I got thrown out of the frying pan and into the fire with mom’s death. Red, hot flames lick at me.
When my friend said to let my soul breathe I decided that to act upon this advice was to do something to feel pretty again. I’m a woman, that’s important to me. I need to feel pretty. Grief takes that away from you for a time. My health has suffered and with it, so has any beauty. While my world is saturated in color, I am not, being more pale and washed out like a water color. So I went to the salon and got a pedicure (that a kind friend actually gifted me with way back before the accident) and finally I closed that book because I had been on my way to get a pedicure when the accident happened and hadn’t dared to go since then. I chose a Thai Chili Red color which my roomie says looks like Legally Blonde, but whatever. Those women knew how to feel pretty. Now my inside and outside, and the world, is matching red. I am red. Red with the blood which has washed me clean. Red with fire. Red with anger. Red with beauty. Red in hell. Red in love.

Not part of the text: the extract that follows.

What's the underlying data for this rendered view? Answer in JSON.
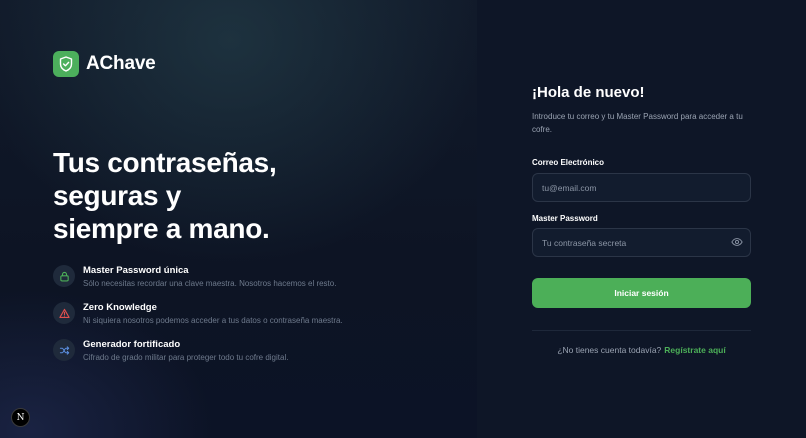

I wait on the salvation of the Lord. He has promised me the strength of the eagles. He says his banner of me is love. He doesn’t abandon me when I beat on his chest within the circle of his arms and he bottles my tears. He says that my identity is a faithful daughter, and audacities of audacities, I dare to believe that he is building my hope. I have set my table amidst anger and bitterness and know, these enemies will be vanquished when they have finished their service to God, and me.
God’s purposes will not be thwarted.
I said that God doesn’t deliver us from pain. He doesn’t, but he does promise resurrection into new life which is infinitely better. I shall yet see the goodness of God in the land of the living, not just in the land of the dead. Let this be as a witness unto you, because you have seen my death, so also shall you see my life. Follow me as I follow Christ.